In a Mike Martz offensive system, a tight end's value is based on blocking, and in keeping linebackers near the line of scrimmage while keeping safeties honest. The league has developed a different mantra recently: Go get big athletic tight ends and exploit the mismatch in coverage. Let them run seam routes to the spot where you think the hot read might come from. Split them out wide, put them at the H-back, or line them up flexed. It started with Antonio Gates, then along came guys like Jimmy Graham. Along came Gronkowski.
Welcome Kellen Davis, a 6'7", 265 pound beast to the club. The Bears made sure to get Davis re-upped and under contract for the next two years prior to this year's NFL Draft, and with Jay Cutler seemingly acting as the co-offensive coordinator with new OC Mike Tice, the Bears' aerial attack seems to finally be evolving.

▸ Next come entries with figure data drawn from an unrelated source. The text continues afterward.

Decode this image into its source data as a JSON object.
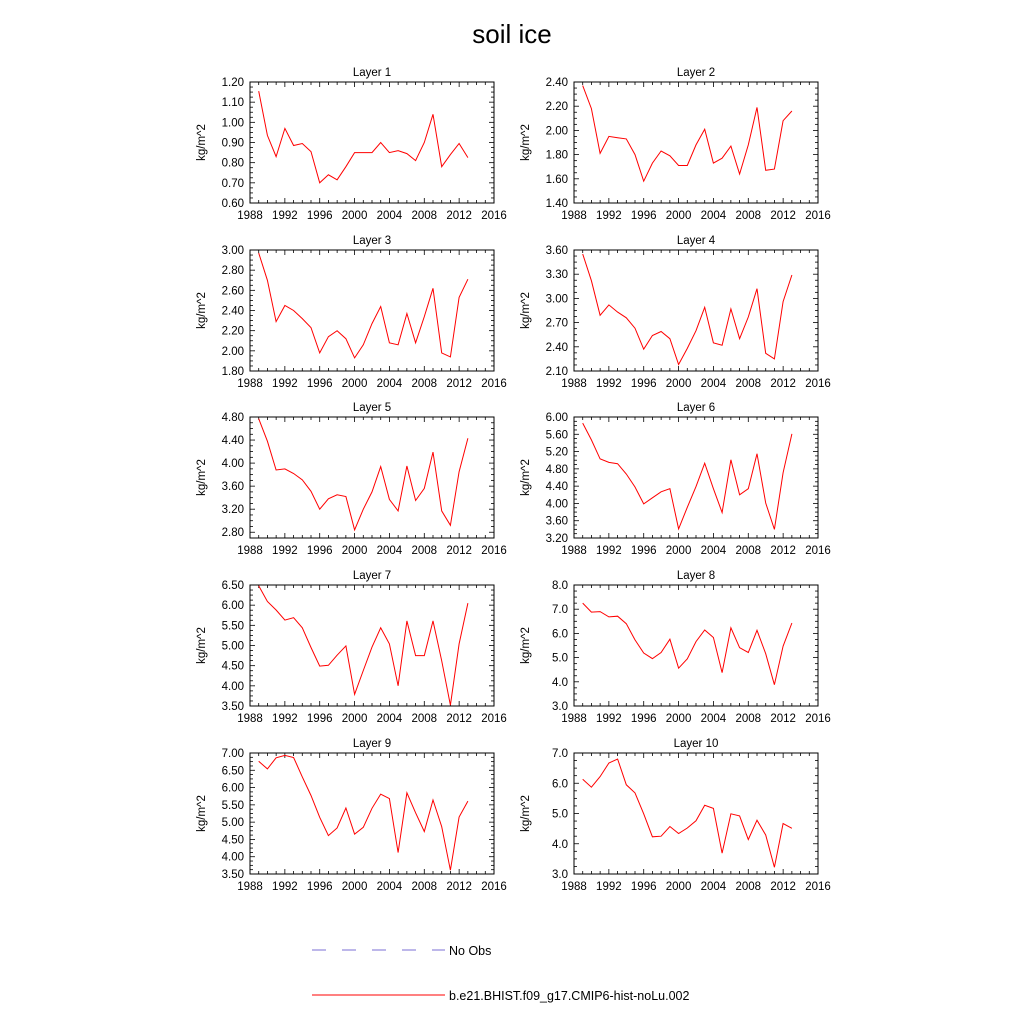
{
  "figure_title": "soil ice",
  "colors": {
    "model": "#ff0000",
    "obs": "#7b6fd6",
    "axes": "#000000"
  },
  "legend": [
    {
      "label": "No Obs",
      "style": "dashed",
      "color": "#7b6fd6"
    },
    {
      "label": "b.e21.BHIST.f09_g17.CMIP6-hist-noLu.002",
      "style": "solid",
      "color": "#ff0000"
    }
  ],
  "chart_data": [
    {
      "type": "line",
      "title": "Layer 1",
      "ylabel": "kg/m^2",
      "xlim": [
        1988,
        2016
      ],
      "xticks": [
        "1988",
        "1992",
        "1996",
        "2000",
        "2004",
        "2008",
        "2012",
        "2016"
      ],
      "ylim": [
        0.6,
        1.2
      ],
      "yticks": [
        "0.60",
        "0.70",
        "0.80",
        "0.90",
        "1.00",
        "1.10",
        "1.20"
      ],
      "x": [
        1989,
        1990,
        1991,
        1992,
        1993,
        1994,
        1995,
        1996,
        1997,
        1998,
        1999,
        2000,
        2001,
        2002,
        2003,
        2004,
        2005,
        2006,
        2007,
        2008,
        2009,
        2010,
        2011,
        2012,
        2013
      ],
      "series": [
        {
          "name": "b.e21.BHIST.f09_g17.CMIP6-hist-noLu.002",
          "values": [
            1.155,
            0.935,
            0.83,
            0.97,
            0.885,
            0.895,
            0.855,
            0.7,
            0.74,
            0.715,
            0.78,
            0.85,
            0.85,
            0.85,
            0.9,
            0.85,
            0.86,
            0.845,
            0.81,
            0.9,
            1.04,
            0.78,
            0.84,
            0.895,
            0.825
          ]
        }
      ]
    },
    {
      "type": "line",
      "title": "Layer 2",
      "ylabel": "kg/m^2",
      "xlim": [
        1988,
        2016
      ],
      "xticks": [
        "1988",
        "1992",
        "1996",
        "2000",
        "2004",
        "2008",
        "2012",
        "2016"
      ],
      "ylim": [
        1.4,
        2.4
      ],
      "yticks": [
        "1.40",
        "1.60",
        "1.80",
        "2.00",
        "2.20",
        "2.40"
      ],
      "x": [
        1989,
        1990,
        1991,
        1992,
        1993,
        1994,
        1995,
        1996,
        1997,
        1998,
        1999,
        2000,
        2001,
        2002,
        2003,
        2004,
        2005,
        2006,
        2007,
        2008,
        2009,
        2010,
        2011,
        2012,
        2013
      ],
      "series": [
        {
          "name": "b.e21.BHIST.f09_g17.CMIP6-hist-noLu.002",
          "values": [
            2.37,
            2.18,
            1.81,
            1.95,
            1.94,
            1.93,
            1.8,
            1.58,
            1.73,
            1.83,
            1.79,
            1.71,
            1.71,
            1.88,
            2.01,
            1.73,
            1.77,
            1.87,
            1.64,
            1.88,
            2.19,
            1.67,
            1.68,
            2.08,
            2.16
          ]
        }
      ]
    },
    {
      "type": "line",
      "title": "Layer 3",
      "ylabel": "kg/m^2",
      "xlim": [
        1988,
        2016
      ],
      "xticks": [
        "1988",
        "1992",
        "1996",
        "2000",
        "2004",
        "2008",
        "2012",
        "2016"
      ],
      "ylim": [
        1.8,
        3.0
      ],
      "yticks": [
        "1.80",
        "2.00",
        "2.20",
        "2.40",
        "2.60",
        "2.80",
        "3.00"
      ],
      "x": [
        1989,
        1990,
        1991,
        1992,
        1993,
        1994,
        1995,
        1996,
        1997,
        1998,
        1999,
        2000,
        2001,
        2002,
        2003,
        2004,
        2005,
        2006,
        2007,
        2008,
        2009,
        2010,
        2011,
        2012,
        2013
      ],
      "series": [
        {
          "name": "b.e21.BHIST.f09_g17.CMIP6-hist-noLu.002",
          "values": [
            2.97,
            2.7,
            2.29,
            2.45,
            2.4,
            2.32,
            2.23,
            1.98,
            2.14,
            2.2,
            2.12,
            1.93,
            2.06,
            2.27,
            2.44,
            2.08,
            2.06,
            2.37,
            2.08,
            2.34,
            2.62,
            1.98,
            1.94,
            2.53,
            2.71
          ]
        }
      ]
    },
    {
      "type": "line",
      "title": "Layer 4",
      "ylabel": "kg/m^2",
      "xlim": [
        1988,
        2016
      ],
      "xticks": [
        "1988",
        "1992",
        "1996",
        "2000",
        "2004",
        "2008",
        "2012",
        "2016"
      ],
      "ylim": [
        2.1,
        3.6
      ],
      "yticks": [
        "2.10",
        "2.40",
        "2.70",
        "3.00",
        "3.30",
        "3.60"
      ],
      "x": [
        1989,
        1990,
        1991,
        1992,
        1993,
        1994,
        1995,
        1996,
        1997,
        1998,
        1999,
        2000,
        2001,
        2002,
        2003,
        2004,
        2005,
        2006,
        2007,
        2008,
        2009,
        2010,
        2011,
        2012,
        2013
      ],
      "series": [
        {
          "name": "b.e21.BHIST.f09_g17.CMIP6-hist-noLu.002",
          "values": [
            3.55,
            3.22,
            2.79,
            2.92,
            2.83,
            2.76,
            2.63,
            2.37,
            2.54,
            2.59,
            2.5,
            2.18,
            2.38,
            2.6,
            2.89,
            2.45,
            2.42,
            2.87,
            2.5,
            2.77,
            3.12,
            2.32,
            2.25,
            2.96,
            3.29
          ]
        }
      ]
    },
    {
      "type": "line",
      "title": "Layer 5",
      "ylabel": "kg/m^2",
      "xlim": [
        1988,
        2016
      ],
      "xticks": [
        "1988",
        "1992",
        "1996",
        "2000",
        "2004",
        "2008",
        "2012",
        "2016"
      ],
      "ylim": [
        2.7,
        4.8
      ],
      "yticks": [
        "2.80",
        "3.20",
        "3.60",
        "4.00",
        "4.40",
        "4.80"
      ],
      "x": [
        1989,
        1990,
        1991,
        1992,
        1993,
        1994,
        1995,
        1996,
        1997,
        1998,
        1999,
        2000,
        2001,
        2002,
        2003,
        2004,
        2005,
        2006,
        2007,
        2008,
        2009,
        2010,
        2011,
        2012,
        2013
      ],
      "series": [
        {
          "name": "b.e21.BHIST.f09_g17.CMIP6-hist-noLu.002",
          "values": [
            4.77,
            4.38,
            3.88,
            3.9,
            3.82,
            3.71,
            3.51,
            3.2,
            3.38,
            3.45,
            3.42,
            2.84,
            3.2,
            3.5,
            3.94,
            3.37,
            3.17,
            3.95,
            3.35,
            3.56,
            4.19,
            3.17,
            2.92,
            3.85,
            4.43
          ]
        }
      ]
    },
    {
      "type": "line",
      "title": "Layer 6",
      "ylabel": "kg/m^2",
      "xlim": [
        1988,
        2016
      ],
      "xticks": [
        "1988",
        "1992",
        "1996",
        "2000",
        "2004",
        "2008",
        "2012",
        "2016"
      ],
      "ylim": [
        3.2,
        6.0
      ],
      "yticks": [
        "3.20",
        "3.60",
        "4.00",
        "4.40",
        "4.80",
        "5.20",
        "5.60",
        "6.00"
      ],
      "x": [
        1989,
        1990,
        1991,
        1992,
        1993,
        1994,
        1995,
        1996,
        1997,
        1998,
        1999,
        2000,
        2001,
        2002,
        2003,
        2004,
        2005,
        2006,
        2007,
        2008,
        2009,
        2010,
        2011,
        2012,
        2013
      ],
      "series": [
        {
          "name": "b.e21.BHIST.f09_g17.CMIP6-hist-noLu.002",
          "values": [
            5.86,
            5.47,
            5.03,
            4.95,
            4.92,
            4.68,
            4.38,
            3.99,
            4.13,
            4.27,
            4.34,
            3.41,
            3.91,
            4.39,
            4.93,
            4.34,
            3.79,
            5.01,
            4.2,
            4.34,
            5.15,
            4.01,
            3.4,
            4.71,
            5.61
          ]
        }
      ]
    },
    {
      "type": "line",
      "title": "Layer 7",
      "ylabel": "kg/m^2",
      "xlim": [
        1988,
        2016
      ],
      "xticks": [
        "1988",
        "1992",
        "1996",
        "2000",
        "2004",
        "2008",
        "2012",
        "2016"
      ],
      "ylim": [
        3.5,
        6.5
      ],
      "yticks": [
        "3.50",
        "4.00",
        "4.50",
        "5.00",
        "5.50",
        "6.00",
        "6.50"
      ],
      "x": [
        1989,
        1990,
        1991,
        1992,
        1993,
        1994,
        1995,
        1996,
        1997,
        1998,
        1999,
        2000,
        2001,
        2002,
        2003,
        2004,
        2005,
        2006,
        2007,
        2008,
        2009,
        2010,
        2011,
        2012,
        2013
      ],
      "series": [
        {
          "name": "b.e21.BHIST.f09_g17.CMIP6-hist-noLu.002",
          "values": [
            6.48,
            6.09,
            5.88,
            5.63,
            5.69,
            5.44,
            4.95,
            4.49,
            4.51,
            4.76,
            4.99,
            3.79,
            4.38,
            4.96,
            5.44,
            5.04,
            4.0,
            5.61,
            4.75,
            4.75,
            5.61,
            4.62,
            3.52,
            5.04,
            6.05
          ]
        }
      ]
    },
    {
      "type": "line",
      "title": "Layer 8",
      "ylabel": "kg/m^2",
      "xlim": [
        1988,
        2016
      ],
      "xticks": [
        "1988",
        "1992",
        "1996",
        "2000",
        "2004",
        "2008",
        "2012",
        "2016"
      ],
      "ylim": [
        3.0,
        8.0
      ],
      "yticks": [
        "3.0",
        "4.0",
        "5.0",
        "6.0",
        "7.0",
        "8.0"
      ],
      "x": [
        1989,
        1990,
        1991,
        1992,
        1993,
        1994,
        1995,
        1996,
        1997,
        1998,
        1999,
        2000,
        2001,
        2002,
        2003,
        2004,
        2005,
        2006,
        2007,
        2008,
        2009,
        2010,
        2011,
        2012,
        2013
      ],
      "series": [
        {
          "name": "b.e21.BHIST.f09_g17.CMIP6-hist-noLu.002",
          "values": [
            7.25,
            6.88,
            6.9,
            6.68,
            6.71,
            6.4,
            5.73,
            5.19,
            4.96,
            5.21,
            5.76,
            4.56,
            4.95,
            5.66,
            6.14,
            5.83,
            4.38,
            6.23,
            5.41,
            5.21,
            6.13,
            5.16,
            3.88,
            5.47,
            6.43
          ]
        }
      ]
    },
    {
      "type": "line",
      "title": "Layer 9",
      "ylabel": "kg/m^2",
      "xlim": [
        1988,
        2016
      ],
      "xticks": [
        "1988",
        "1992",
        "1996",
        "2000",
        "2004",
        "2008",
        "2012",
        "2016"
      ],
      "ylim": [
        3.5,
        7.0
      ],
      "yticks": [
        "3.50",
        "4.00",
        "4.50",
        "5.00",
        "5.50",
        "6.00",
        "6.50",
        "7.00"
      ],
      "x": [
        1989,
        1990,
        1991,
        1992,
        1993,
        1994,
        1995,
        1996,
        1997,
        1998,
        1999,
        2000,
        2001,
        2002,
        2003,
        2004,
        2005,
        2006,
        2007,
        2008,
        2009,
        2010,
        2011,
        2012,
        2013
      ],
      "series": [
        {
          "name": "b.e21.BHIST.f09_g17.CMIP6-hist-noLu.002",
          "values": [
            6.76,
            6.54,
            6.86,
            6.93,
            6.87,
            6.31,
            5.77,
            5.14,
            4.61,
            4.83,
            5.41,
            4.65,
            4.85,
            5.4,
            5.81,
            5.68,
            4.12,
            5.85,
            5.27,
            4.73,
            5.64,
            4.87,
            3.61,
            5.15,
            5.61
          ]
        }
      ]
    },
    {
      "type": "line",
      "title": "Layer 10",
      "ylabel": "kg/m^2",
      "xlim": [
        1988,
        2016
      ],
      "xticks": [
        "1988",
        "1992",
        "1996",
        "2000",
        "2004",
        "2008",
        "2012",
        "2016"
      ],
      "ylim": [
        3.0,
        7.0
      ],
      "yticks": [
        "3.0",
        "4.0",
        "5.0",
        "6.0",
        "7.0"
      ],
      "x": [
        1989,
        1990,
        1991,
        1992,
        1993,
        1994,
        1995,
        1996,
        1997,
        1998,
        1999,
        2000,
        2001,
        2002,
        2003,
        2004,
        2005,
        2006,
        2007,
        2008,
        2009,
        2010,
        2011,
        2012,
        2013
      ],
      "series": [
        {
          "name": "b.e21.BHIST.f09_g17.CMIP6-hist-noLu.002",
          "values": [
            6.13,
            5.87,
            6.22,
            6.67,
            6.8,
            5.95,
            5.68,
            4.99,
            4.23,
            4.25,
            4.57,
            4.34,
            4.52,
            4.76,
            5.27,
            5.17,
            3.69,
            4.99,
            4.92,
            4.14,
            4.78,
            4.29,
            3.22,
            4.67,
            4.51
          ]
        }
      ]
    }
  ]
}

The more things change, the more things stay the same. Unless you are the Oakland Raiders. The change that took place following the death of a legend in owner/GM Al Davis has been anything but static in nature. New GM Reggie McKenzie came in and did what the previous regime feared most. He gutted the place.
New head coach, new coordinators, even a new scouting department.
Raiders QB Carson Palmer has recently stated that despite the recent uptick in Oakland's receiving game, the Raiders will most certainly be a run-first team in 2012, leaning heavily on RB Darren McFadden.
I was able to address new Raiders head coach Dennis Allen in depth at the Combine, and one of the things that stuck with me the most was just how much he loves Run DMC. He told me that he was the hardest player that he ever had to game plan for when he was defensive coordinator of the Broncos.
For this reason, third-year TE Brandon Myers finds himself in the catbird's seat to win the starting tight end job in Oakland this season. The 6'3", 255-pound Iowa product is generally thought of as the team's best run-blocking tight end. He was able to start a handful of games in 2011, filling in when Kevin Boss got injured, and will likely remain just as "unheralded" to the average fan in 2012 as a starter as he was previously in a back up role.